Mercedes foi reconhecida por seus alunos como uma professora bastante rígida e exigente. Uma das maiores qualidades do trabalho da Mercedes foi o projeto social que realizou. Além de ensinar setores pauperizados sem cobrar mensalidade, batalhou pelo respeito e valorização da mulher negra, para o reconhecimento e afirmação do artista negro na dança, o que lhe permitiu revelar ao público alguns dos maiores bailarinos e bailarinas da dança brasileira e galgar vitórias na luta pela igualdade racial.

No final da década de noventa, Batista sofreu a primeira de três isquemias que debilitaram a sua saúde. Faleceu na casa de repouso onde morava em Copacabana, Rio de Janeiro, em 18 de agosto de 2014, aos 93 anos de idade.

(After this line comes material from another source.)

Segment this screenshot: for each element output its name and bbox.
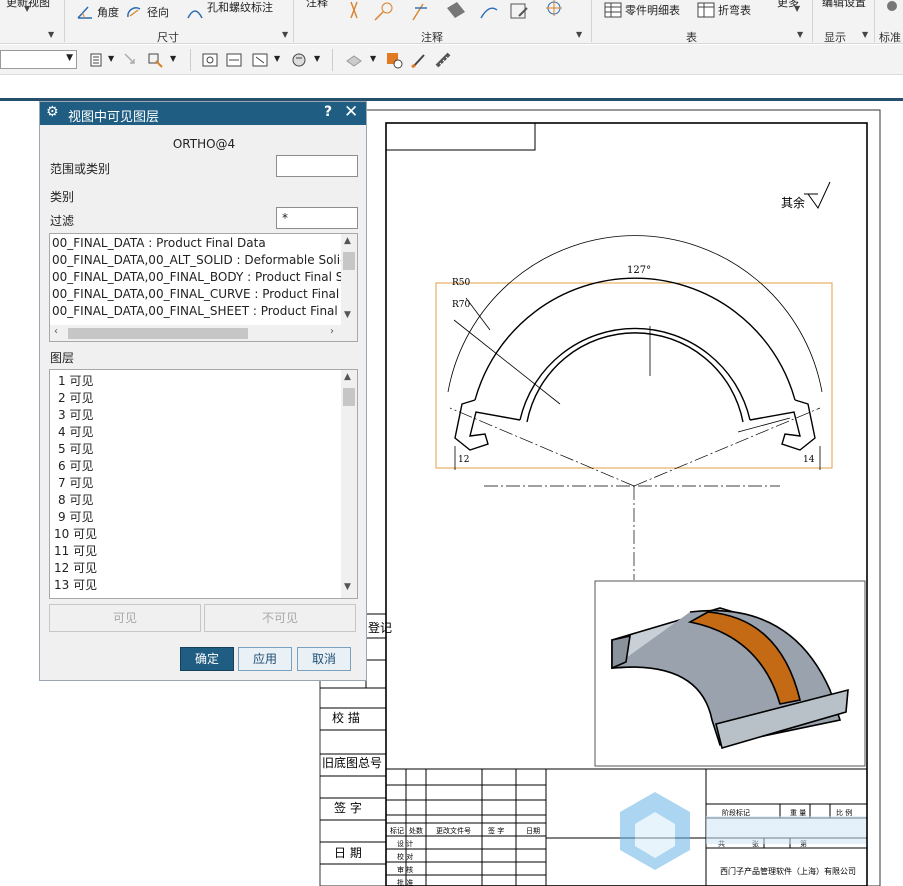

Quando Arthur Mitchell (bailarino e coreógrafo norte americano, primeiro negro a estudar na New York City Ballet chegando a ser primeiro bailarino da cia) remontou o famoso balé “Giselle” não o fez estritamente como é desde o século XIX. Investigou o processo de escravidão negra dos Estados Unidos e transpôs a realidade para Louisiana, Nova Orleans, região dos EUA majoritariamente negra. Recriou para um corpo com quadril largo e curvatura lombar acentuada de uma Giselle negra os passos e gestos necessários para exprimir uma velha história num novo contexto. Mercedes nunca pode ser Giselle, uma possível realização pessoal pelo patamar de perfeição técnica alcançado. Não pode porque era negra e, muitas vezes, pintar o rosto de branco não é o suficiente para atenuar traços que denunciam alguém que não merece estar onde está. Ao não ser Giselle, foi Mercedes, precursora da dança afro brasileira: invés das sapatilhas, o pé no chão; negando o céu, aceitou a gravidade que nos atira ao solo, à terra, aos terreiros... Seu legado de retomada gestual à memória de nossos ancestrais insistentemente apagados pela cultura europeia nos deixa algo que Giselles, Auroras, Odettes nenhuma podem deixar: orgulho de nosso passado e força pra construção de um futuro sem racismo.